As businesses are under increasing pressure to develop and deploy artificial intelligence (AI) tools, their legal departments are facing new challenges at this intersection of innovation, compliance, and risk. Recently, Kilpatrick’s Mike Breslin, Meghan Farmer, and Greg Silberman joined Rome Perlman, Associate General Counsel, National Student Clearinghouse, to explore some of the more subtle and complex issues in the AI legal landscape and provide practical tips for in-house counsel who need to quickly assess and manage their clients’ use and deployment of advanced AI systems. The discussion, sponsored by the Association of Corporate Counsel (ACC) Capital Region Chapter, addressed these topics through the lenses of risk management, regulatory compliance, data privacy, model governance, contracting considerations, and incident classification and response.

Mike, Meghan, and Greg offer the following takeaways from the discussion:

1. Data Underpins Model Performance, Governance, and Risk Mitigation.

High-quality, well-managed data ensures AI model reliability, drives continuous improvement, and provides meaningful context. Establish data management protocols that address collection, storage, processing, and disposal, embed privacy-by-design and track data provenance. Use robust data controls to enable governance, support compliance, and build trust in AI systems.

2. Responsible AI Requires Accountability, Transparency, and Human Oversight.

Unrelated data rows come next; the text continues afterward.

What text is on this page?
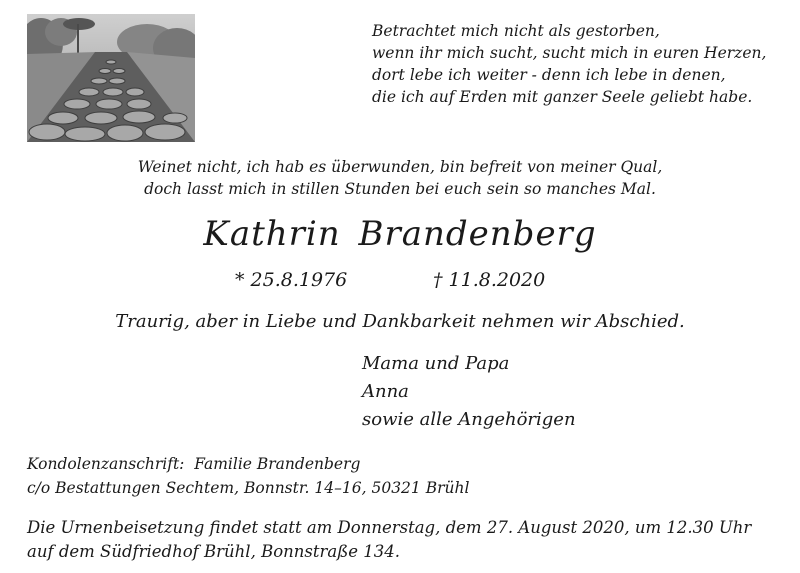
Betrachtet mich nicht als gestorben,
wenn ihr mich sucht, sucht mich in euren Herzen,
dort lebe ich weiter - denn ich lebe in denen,
die ich auf Erden mit ganzer Seele geliebt habe.
Weinet nicht, ich hab es überwunden, bin befreit von meiner Qual,
doch lasst mich in stillen Stunden bei euch sein so manches Mal.
Kathrin Brandenberg
* 25.8.1976	† 11.8.2020
Traurig, aber in Liebe und Dankbarkeit nehmen wir Abschied.
Mama und Papa
Anna
sowie alle Angehörigen
Kondolenzanschrift:  Familie Brandenberg
c/o Bestattungen Sechtem, Bonnstr. 14–16, 50321 Brühl
Die Urnenbeisetzung findet statt am Donnerstag, dem 27. August 2020, um 12.30 Uhr
auf dem Südfriedhof Brühl, Bonnstraße 134.
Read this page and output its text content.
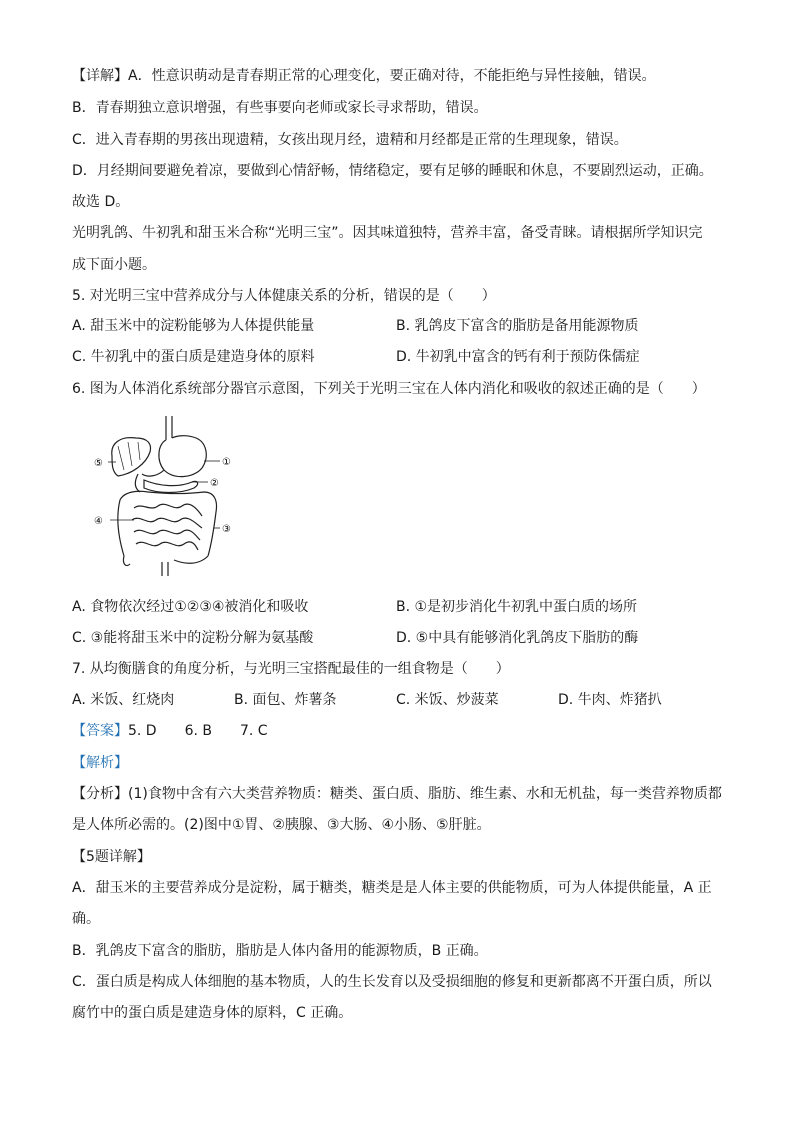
【详解】A．性意识萌动是青春期正常的心理变化，要正确对待，不能拒绝与异性接触，错误。
B．青春期独立意识增强，有些事要向老师或家长寻求帮助，错误。
C．进入青春期的男孩出现遗精，女孩出现月经，遗精和月经都是正常的生理现象，错误。
D．月经期间要避免着凉，要做到心情舒畅，情绪稳定，要有足够的睡眠和休息，不要剧烈运动，正确。
故选 D。
光明乳鸽、牛初乳和甜玉米合称“光明三宝”。因其味道独特，营养丰富，备受青睐。请根据所学知识完
成下面小题。
5. 对光明三宝中营养成分与人体健康关系的分析，错误的是（　　）
A. 甜玉米中的淀粉能够为人体提供能量	B. 乳鸽皮下富含的脂肪是备用能源物质
C. 牛初乳中的蛋白质是建造身体的原料	D. 牛初乳中富含的钙有利于预防侏儒症
6. 图为人体消化系统部分器官示意图，下列关于光明三宝在人体内消化和吸收的叙述正确的是（　　）
①
②
③
④
⑤
A. 食物依次经过①②③④被消化和吸收	B. ①是初步消化牛初乳中蛋白质的场所
C. ③能将甜玉米中的淀粉分解为氨基酸	D. ⑤中具有能够消化乳鸽皮下脂肪的酶
7. 从均衡膳食的角度分析，与光明三宝搭配最佳的一组食物是（　　）
A. 米饭、红烧肉	B. 面包、炸薯条	C. 米饭、炒菠菜	D. 牛肉、炸猪扒
【答案】5. D　　6. B　　7. C
【解析】
【分析】(1)食物中含有六大类营养物质：糖类、蛋白质、脂肪、维生素、水和无机盐，每一类营养物质都
是人体所必需的。(2)图中①胃、②胰腺、③大肠、④小肠、⑤肝脏。
【5题详解】
A．甜玉米的主要营养成分是淀粉，属于糖类，糖类是是人体主要的供能物质，可为人体提供能量，A 正
确。
B．乳鸽皮下富含的脂肪，脂肪是人体内备用的能源物质，B 正确。
C．蛋白质是构成人体细胞的基本物质，人的生长发育以及受损细胞的修复和更新都离不开蛋白质，所以
腐竹中的蛋白质是建造身体的原料，C 正确。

Organizations must assess AI systems for impact, identify adverse effects, and design for informed human control. Provide clear disclosures about AI capabilities and limitations, and state when content or interactions are AI-generated. Human oversight and regular policy reviews are vital to maintaining ethical and compliant AI use.

3. Classify and Respond to AI Incidents to Manage Risk Effectively.

AI incidents are not just another type of cybersecurity incident. Systematically classifying by domain, root cause, lifecycle stage, and responsible owner is critical for effective response. This enables prompt containment, accurate evidence preservation, clear accountability, and tailored remediation. Apply consistent classification to support trend analysis and continuous improvement across teams.

4. Adopt Best Practices in AI Contracting.

Define permitted uses, clearly allocate IP ownership and data training rights, mandate data governance and privacy compliance, and set performance and bias standards. Require transparency, audit rights, and termination provisions for compliance failures. Continuously monitor contract performance and regulatory developments to manage evolving risks.

5. Implement Practical Controls and Education for Safe, Fair, and Effective AI Use.

Mitigate AI risks with layered controls, including human oversight, privacy-by-design, secure coding, data provenance tracking, and documented policies. Train employees regularly on AI policies, known limitations (such as hallucinations and data retention), and verification of AI outputs. Regularly review and update policies to address new risks.